There are an estimated 6.5 million people in the United Kingdom who may come within the meaning of “disabled”.  There is evidence of widespread discrimination against such people.  If ever there was a need for a clear set of rules, it is in the context of protecting the rights of the disabled.

 

A disabled person who takes the view that he or she has been discriminated against, and who seeks to discover what the law is, faces a study of at least the following sources:

 

• The body of the Disability Discrimination Act 1995.

• Complex rules set out in the Schedules to the Act.

• Disability Discrimination (Employment) Regulations 1996.

• Disability Discrimination (Meaning of Disability) Regulations 1996.

• Disability Discrimination (Exemption for Small Employers) Order 1998.

• A mass of commencement orders which state the date at which different parts of the Act come into force.

• A Code of Practice issued by the Department of Education and Employment.

• Guidance on matters to be taken into account in determining questions relating to the definition of disability.
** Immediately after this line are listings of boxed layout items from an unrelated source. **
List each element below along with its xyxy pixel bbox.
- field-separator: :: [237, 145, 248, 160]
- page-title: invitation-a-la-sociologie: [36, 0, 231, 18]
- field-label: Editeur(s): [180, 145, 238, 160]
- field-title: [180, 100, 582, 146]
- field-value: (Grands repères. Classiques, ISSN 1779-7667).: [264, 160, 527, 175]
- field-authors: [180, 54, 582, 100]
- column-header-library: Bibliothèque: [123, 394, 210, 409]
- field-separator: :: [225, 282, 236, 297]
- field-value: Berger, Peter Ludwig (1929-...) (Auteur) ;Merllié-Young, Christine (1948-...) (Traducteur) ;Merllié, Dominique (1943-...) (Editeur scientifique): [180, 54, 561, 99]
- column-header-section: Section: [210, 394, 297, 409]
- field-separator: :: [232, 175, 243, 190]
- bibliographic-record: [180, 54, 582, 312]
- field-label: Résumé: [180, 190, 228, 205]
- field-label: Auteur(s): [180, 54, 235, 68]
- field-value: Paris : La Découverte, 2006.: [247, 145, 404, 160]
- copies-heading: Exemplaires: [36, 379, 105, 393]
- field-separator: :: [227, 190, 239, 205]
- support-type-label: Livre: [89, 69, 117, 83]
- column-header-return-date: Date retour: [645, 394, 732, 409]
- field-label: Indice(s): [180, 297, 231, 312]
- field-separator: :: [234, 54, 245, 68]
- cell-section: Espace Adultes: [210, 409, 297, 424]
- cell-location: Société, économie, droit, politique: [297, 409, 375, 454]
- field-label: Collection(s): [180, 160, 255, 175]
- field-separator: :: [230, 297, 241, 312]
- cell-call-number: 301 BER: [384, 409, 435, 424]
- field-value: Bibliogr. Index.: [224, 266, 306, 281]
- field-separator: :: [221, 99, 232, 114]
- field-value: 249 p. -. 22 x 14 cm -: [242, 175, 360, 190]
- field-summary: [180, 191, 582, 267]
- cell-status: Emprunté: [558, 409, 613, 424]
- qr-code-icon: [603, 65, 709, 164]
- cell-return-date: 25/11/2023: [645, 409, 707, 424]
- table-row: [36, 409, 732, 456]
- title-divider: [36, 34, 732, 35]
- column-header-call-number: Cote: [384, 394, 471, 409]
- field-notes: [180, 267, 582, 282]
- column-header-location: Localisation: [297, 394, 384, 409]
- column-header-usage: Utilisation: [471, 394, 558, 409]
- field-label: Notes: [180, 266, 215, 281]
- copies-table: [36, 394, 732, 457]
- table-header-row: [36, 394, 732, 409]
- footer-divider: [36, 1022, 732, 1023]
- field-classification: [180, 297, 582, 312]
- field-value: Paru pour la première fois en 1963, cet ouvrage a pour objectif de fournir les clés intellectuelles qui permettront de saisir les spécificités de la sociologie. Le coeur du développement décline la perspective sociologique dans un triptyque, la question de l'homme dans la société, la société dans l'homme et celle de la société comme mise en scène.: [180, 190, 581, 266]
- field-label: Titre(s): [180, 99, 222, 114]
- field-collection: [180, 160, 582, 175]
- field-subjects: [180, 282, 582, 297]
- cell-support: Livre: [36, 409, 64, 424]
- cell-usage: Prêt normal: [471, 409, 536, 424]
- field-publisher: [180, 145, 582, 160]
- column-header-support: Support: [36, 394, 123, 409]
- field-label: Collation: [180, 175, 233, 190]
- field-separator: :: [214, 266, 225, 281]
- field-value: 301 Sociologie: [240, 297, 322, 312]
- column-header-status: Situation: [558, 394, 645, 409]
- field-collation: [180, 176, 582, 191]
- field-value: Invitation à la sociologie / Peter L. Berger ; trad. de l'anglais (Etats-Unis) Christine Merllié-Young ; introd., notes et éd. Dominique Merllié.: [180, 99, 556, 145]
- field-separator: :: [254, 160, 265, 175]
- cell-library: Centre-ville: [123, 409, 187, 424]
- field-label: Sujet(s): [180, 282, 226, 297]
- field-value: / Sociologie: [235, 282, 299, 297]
• An increasing body of case law.

 

Thus a ten-year old body of law has fragmented and become less and less accessible to disabled people.  The parliamentary draftspeople responsible for the DDA have created a set of rules which place access to the law outside the reach of non-legally qualified disabled persons.

 

The result of an overview of disability discrimination law is the depressing conclusion that it is not realistic for disabled persons who are not lawyers to bring their own proceedings.  Even highly-trained lawyers find the law difficult to grasp.  A totally new area of law which should have provided a rare opportunity to demystify the rules has been wasted.  The meaning of “disability” should not be a complex matter of law.